Right now, I’m running a paid Facebook ad campaign.
It’s promoting a lead magnet for my aromatherapy website, titled The Little Black Book of Essential Oil Scams.
I don’t know much about running ads on Facebook, but it seems like I’m getting leads for pretty cheap. On the other hand, they don’t seem to be the highest-quality leads — many people who opt in never even download the lead magnet.
But that’s ok.
Because the very fact of paying for traffic is having a salutary effect on me.
I got that phrase from negotiation master Jim Camp, who talked about “the salutary effect of cold calling.” When you cold call, Camp used to say, you have no expectations, and you have a great opportunity to eliminate all your neediness (one of the main pillars of Camp’s negotiation system).
Well, paying for traffic doesn’t have the same salutary effect.

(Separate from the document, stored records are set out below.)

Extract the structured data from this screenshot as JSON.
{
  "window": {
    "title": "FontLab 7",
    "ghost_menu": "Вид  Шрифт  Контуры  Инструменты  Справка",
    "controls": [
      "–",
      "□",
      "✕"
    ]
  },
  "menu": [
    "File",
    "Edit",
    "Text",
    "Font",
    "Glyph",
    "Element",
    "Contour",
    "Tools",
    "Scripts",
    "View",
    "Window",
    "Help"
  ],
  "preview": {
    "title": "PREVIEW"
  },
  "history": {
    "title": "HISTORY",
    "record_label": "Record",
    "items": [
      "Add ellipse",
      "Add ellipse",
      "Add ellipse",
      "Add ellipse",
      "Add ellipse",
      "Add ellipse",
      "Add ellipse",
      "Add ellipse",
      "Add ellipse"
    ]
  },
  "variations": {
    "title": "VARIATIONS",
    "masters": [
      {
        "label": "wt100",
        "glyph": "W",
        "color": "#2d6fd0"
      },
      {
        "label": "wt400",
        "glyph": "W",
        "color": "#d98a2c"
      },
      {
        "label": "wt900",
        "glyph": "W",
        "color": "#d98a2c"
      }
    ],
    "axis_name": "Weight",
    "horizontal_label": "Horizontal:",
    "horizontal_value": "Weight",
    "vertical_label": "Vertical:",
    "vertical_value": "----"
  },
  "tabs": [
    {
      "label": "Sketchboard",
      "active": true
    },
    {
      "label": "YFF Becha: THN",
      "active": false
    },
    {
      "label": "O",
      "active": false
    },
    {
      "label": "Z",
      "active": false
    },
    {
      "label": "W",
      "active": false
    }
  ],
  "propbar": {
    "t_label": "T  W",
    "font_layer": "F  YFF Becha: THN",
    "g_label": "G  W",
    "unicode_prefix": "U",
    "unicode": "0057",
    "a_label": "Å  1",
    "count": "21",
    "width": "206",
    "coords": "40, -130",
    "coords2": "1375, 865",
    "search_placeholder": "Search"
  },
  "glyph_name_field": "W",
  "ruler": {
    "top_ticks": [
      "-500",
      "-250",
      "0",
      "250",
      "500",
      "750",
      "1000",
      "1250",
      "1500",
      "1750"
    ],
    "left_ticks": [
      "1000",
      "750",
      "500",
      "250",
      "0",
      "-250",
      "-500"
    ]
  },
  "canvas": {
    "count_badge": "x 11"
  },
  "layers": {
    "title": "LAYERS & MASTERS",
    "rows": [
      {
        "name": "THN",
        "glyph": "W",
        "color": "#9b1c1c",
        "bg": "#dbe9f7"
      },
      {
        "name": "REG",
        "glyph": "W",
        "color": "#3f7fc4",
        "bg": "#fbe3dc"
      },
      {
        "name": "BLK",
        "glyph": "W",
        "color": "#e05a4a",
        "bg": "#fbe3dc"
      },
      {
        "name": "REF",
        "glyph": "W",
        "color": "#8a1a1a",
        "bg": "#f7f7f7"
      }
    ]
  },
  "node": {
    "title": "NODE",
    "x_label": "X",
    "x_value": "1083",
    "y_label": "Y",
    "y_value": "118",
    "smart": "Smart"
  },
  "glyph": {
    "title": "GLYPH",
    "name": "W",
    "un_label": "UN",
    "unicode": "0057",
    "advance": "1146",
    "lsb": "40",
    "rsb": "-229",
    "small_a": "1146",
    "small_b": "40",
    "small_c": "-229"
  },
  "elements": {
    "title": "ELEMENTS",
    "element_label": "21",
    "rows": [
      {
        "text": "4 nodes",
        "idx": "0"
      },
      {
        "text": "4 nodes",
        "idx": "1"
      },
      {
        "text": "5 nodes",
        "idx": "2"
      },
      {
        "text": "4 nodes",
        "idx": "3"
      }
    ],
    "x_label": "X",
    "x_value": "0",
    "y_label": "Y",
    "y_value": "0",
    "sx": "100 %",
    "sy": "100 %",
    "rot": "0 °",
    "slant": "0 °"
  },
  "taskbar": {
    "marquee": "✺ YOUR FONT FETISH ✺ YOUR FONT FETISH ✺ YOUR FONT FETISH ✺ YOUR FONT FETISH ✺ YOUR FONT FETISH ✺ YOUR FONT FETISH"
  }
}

But it does make me want to write emails every day to these leads. What’s more, it makes me want to write emails that get read and get people stirred up. In other words, I’m no longer just writing for the sake of being able to say I’ve done it. Instead, I’m writing to make sales.
That’s both because I’m spending money on traffic now (rather than counting on an indefinite stream of leads from Google)…
And it’s also because it becomes a game — can I make back the money that I will spend on ads, so I can do this all over again on a bigger scale?
Speaking of games, I’m running another ad campaign, and that’s on Amazon.
I’m promoting the aromatherapy books I have .
And once I finish up my new book, about being a successful freelancer on Upwork, I’ll put it up on Amazon, and promote it through ads as well.
However, before I do that, I will probably take advantage of Amazon’s free promotion period. This means, for a few days, once the book is published, it will be available to download for free.